Aquilo que está sendo dito sobre o palco, foi criado por alguém e merece o
mesmo respeito que os atores sobre o palco, ou até mais. O Máschara já levou ao
palco os grandes clássicos: Molière, Shakespeare, Lorca ou Sófocles. Já adaptou
Verissimo, Quintana e Caio Fernando Abreu e agora parte para algo ainda mais
complexo. Mas que obra é essa sobre o palco? Ora, para compreender cada
autor/dramaturgo, é preciso compreender seu momento histórico, o panorama politico
e social de sua época; pois antes de se tornarem clássicos, foram atuais em seu
momento e queriam sim falar de sua então realidade. Cléber Lorenzoni foi alimentar-se de
Eurípides e de Bender para compor Complexo de Elecktra, buscou também em O’Neill
e Sófocles e em outros tantos pontos para chegar ao produto. Mas o que mais
pesa e aparece na atual composição do grupo é sua realidade atual. Ora, depois
de vinte e quatro anos, o Máschara já se formou pelos clássicos, já apresentou
suas monografias em Esconderijos e O Incidente e agora passeia pelo mundo
adulto. Complexo de Elecktra, bem como A Serpente, ou Deu a Louca no Ator, são
textos e posteriormente montagens que revelam uma Cia. decidida a chocar, a
levar o teatro pelo seu viés mais serio, o de simplesmente fazer teatro. Isto
sem querer agradar, ou sem se vender. Algumas Cias., mal passam do ensino fundamental e médio.

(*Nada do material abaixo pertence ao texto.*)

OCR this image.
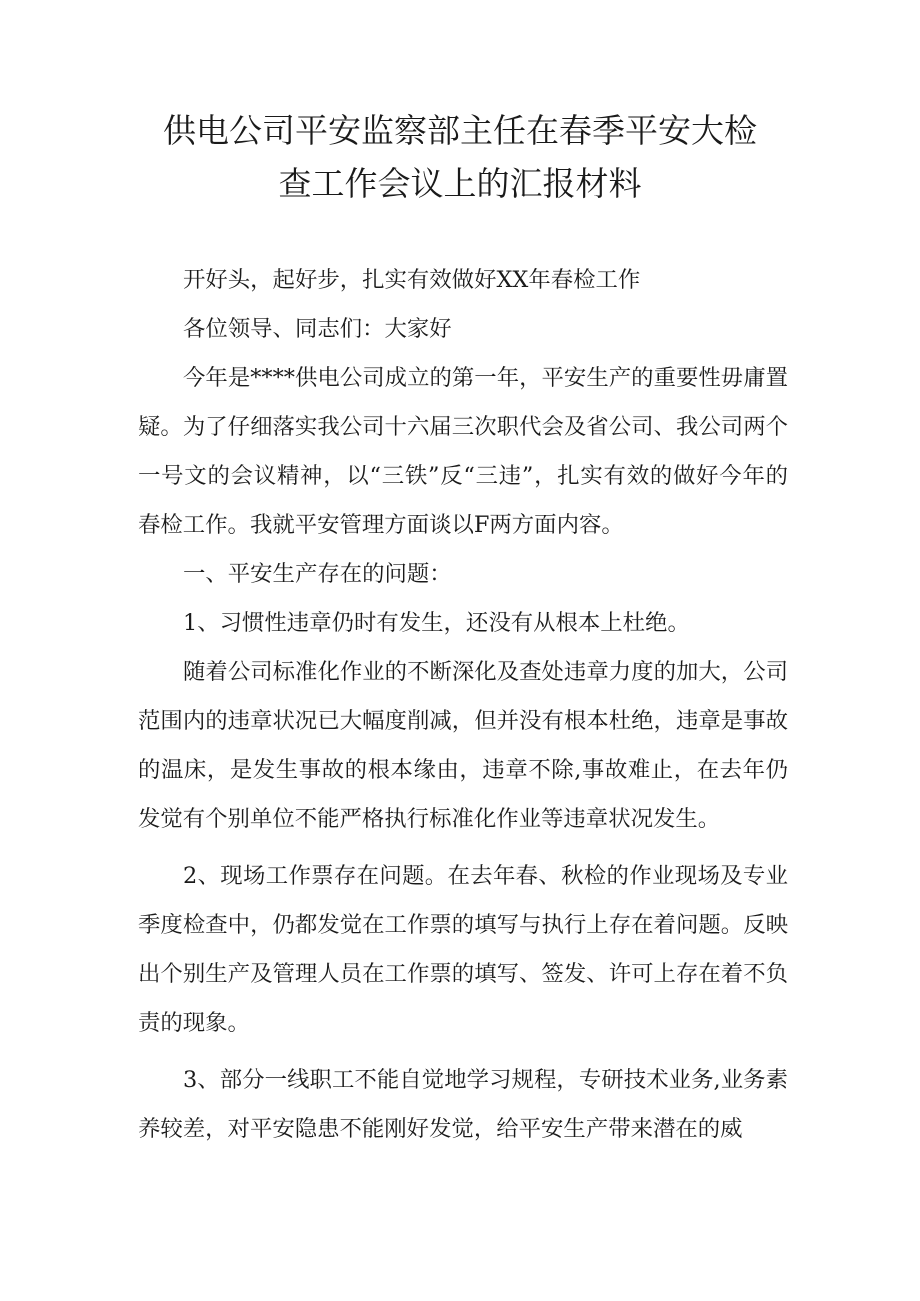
供电公司平安监察部主任在春季平安大检
查工作会议上的汇报材料

开好头，起好步，扎实有效做好XX年春检工作

各位领导、同志们：大家好

今年是****供电公司成立的第一年，平安生产的重要性毋庸置疑。为了仔细落实我公司十六届三次职代会及省公司、我公司两个一号文的会议精神，以“三铁”反“三违”，扎实有效的做好今年的春检工作。我就平安管理方面谈以F两方面内容。

一、平安生产存在的问题：

1、习惯性违章仍时有发生，还没有从根本上杜绝。

随着公司标准化作业的不断深化及查处违章力度的加大，公司范围内的违章状况已大幅度削减，但并没有根本杜绝，违章是事故的温床，是发生事故的根本缘由，违章不除,事故难止，在去年仍发觉有个别单位不能严格执行标准化作业等违章状况发生。

2、现场工作票存在问题。在去年春、秋检的作业现场及专业季度检查中，仍都发觉在工作票的填写与执行上存在着问题。反映出个别生产及管理人员在工作票的填写、签发、许可上存在着不负责的现象。

3、部分一线职工不能自觉地学习规程，专研技术业务,业务素养较差，对平安隐患不能刚好发觉，给平安生产带来潜在的威
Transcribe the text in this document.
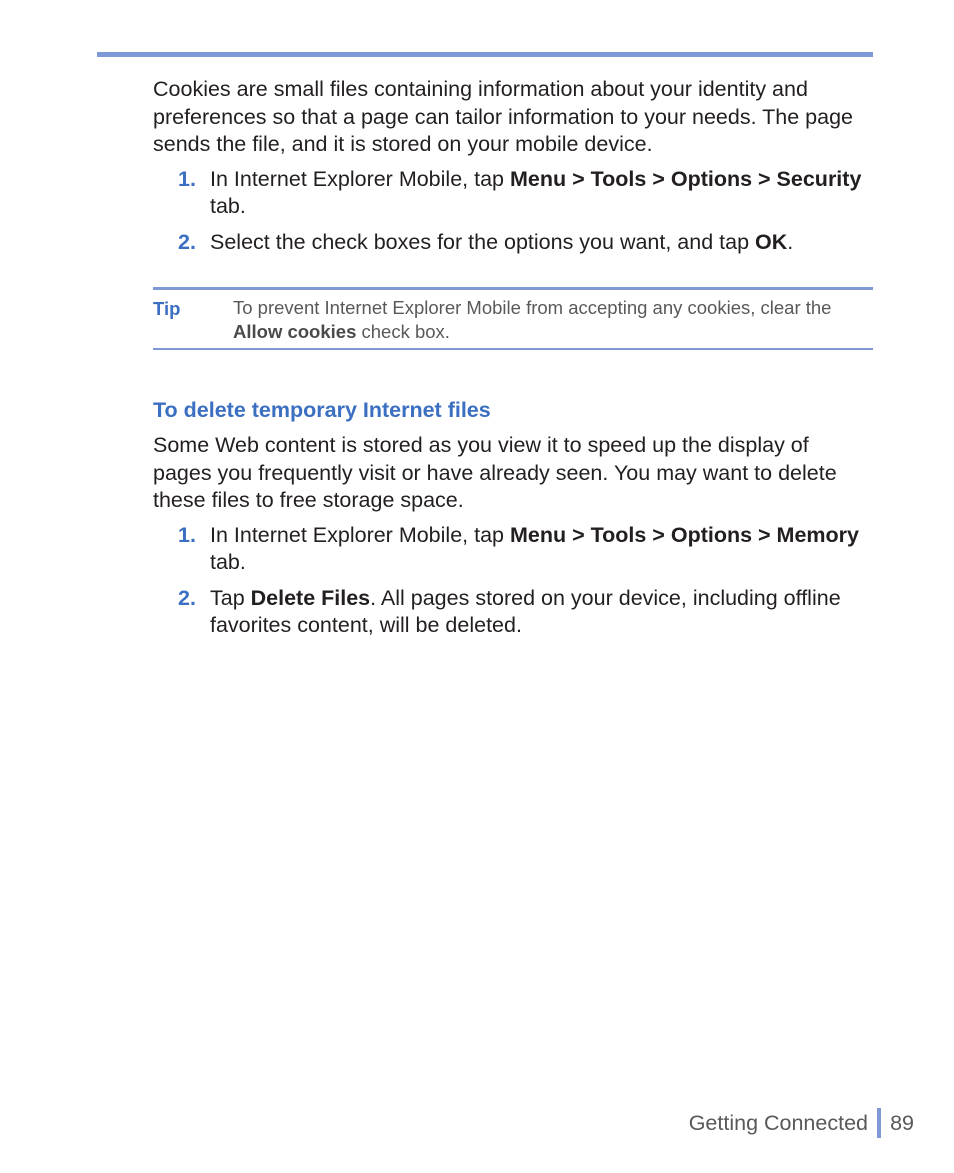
Cookies are small files containing information about your identity and preferences so that a page can tailor information to your needs. The page sends the file, and it is stored on your mobile device.

1. In Internet Explorer Mobile, tap Menu > Tools > Options > Security tab.
2. Select the check boxes for the options you want, and tap OK.
Tip	To prevent Internet Explorer Mobile from accepting any cookies, clear the Allow cookies check box.

To delete temporary Internet files

Some Web content is stored as you view it to speed up the display of pages you frequently visit or have already seen. You may want to delete these files to free storage space.

1. In Internet Explorer Mobile, tap Menu > Tools > Options > Memory tab.
2. Tap Delete Files. All pages stored on your device, including offline favorites content, will be deleted.
Getting Connected 89
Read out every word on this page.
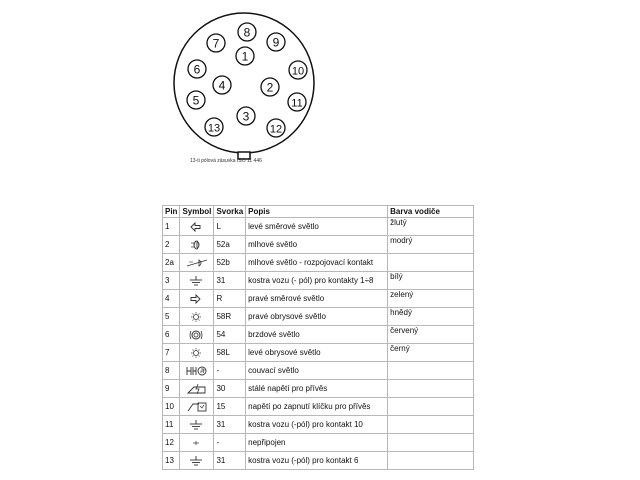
1
2
3
4
5
6
7
8
9
10
11
12
13
13-ti pólová zásuvka ISO 11 446
Pin	Symbol	Svorka	Popis	Barva vodiče
1		L	levé směrové světlo	žlutý
2		52a	mlhové světlo	modrý
2a		52b	mlhové světlo - rozpojovací kontakt	
3		31	kostra vozu (- pól) pro kontakty 1÷8	bílý
4		R	pravé směrové světlo	zelený
5		58R	pravé obrysové světlo	hnědý
6		54	brzdové světlo	červený
7		58L	levé obrysové světlo	černý
8		-	couvací světlo	
9		30	stálé napětí pro přívěs	
10		15	napětí po zapnutí klíčku pro přívěs	
11		31	kostra vozu (-pól) pro kontakt 10	
12		-	nepřipojen	
13		31	kostra vozu (-pól) pro kontakt 6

Vagueiam por anos naquela percepção de que teatro é colocar pessoas engraçadas
sobre o palco e que no momento que o público der gargalhadas e aplaudir em pé,
terão chegado ao topo do que seria fazer teatro. Ora, muitos podem ser os
caminhos que levam ao espirito teatral, mas que ele nunca seja medíocre.
Outro fator que preciso
mencionar é a responsabilidade do público. É muito comum ouvirmos em ambiente
de pessoas que se proclamam interessadas pelas artes e por assuntos culturais
em geral, que em nossa cidade não há apoio a arte, não há oportunidades. Os
argumentos aliás, são sempre os mesmos. No entanto conversando com essas
pessoas, quando perguntamos se foram ver este ou aquele espetáculo de
categoria, que ficou em cartaz por determinado tempo, muitas e muitas vezes a
resposta é: “Não; imagine que justamente eu esteva pensando em ir, o tempo foi
passando e quando dei pela coisa já não estavam mais levando a peça”. Nessa
omissão, nossa preguiça de se resolver ir ao teatro quando esse apresenta um
texto digno de atenção, está o segredo de muitos fracassos injustificados, e
não podemos deixar de chamar a atenção do público para sua responsabilidade
perante o teatro, se é que quer se dar ao luxo de criticar a falta de opções
culturais em nossa cidade.
O teatro, senhores, é uma
arte cara. Não desejo aqui menosprezar nenhuma outra arte, e nem compará-las
como mérito ou significação: Tomemos por exemplo, o caso da pintura. Para que
tenhamos um quadro, é preciso o talento de um único individuo que terá como
despesa de execução as telas, as tintas, os pincéis, etc..., o que tem certa
monta mas não alcança cifras astronômicas. Mas o que é o mais importante no
caso, uma vez que o pintor acaba de pintar seu quadro, a obra está pronta, e –
desculpem dizê-lo tão prosaicamente -, uma vez vendido, o autor terá recebido a
paga pelo seu trabalho. Tomemos por outro lado a realidade teatral e vejamos
como a realidade da engrenagem muda:
A primeira etapa é a
criação do texto por um dramatista ou sua adaptação por um razoável escritor.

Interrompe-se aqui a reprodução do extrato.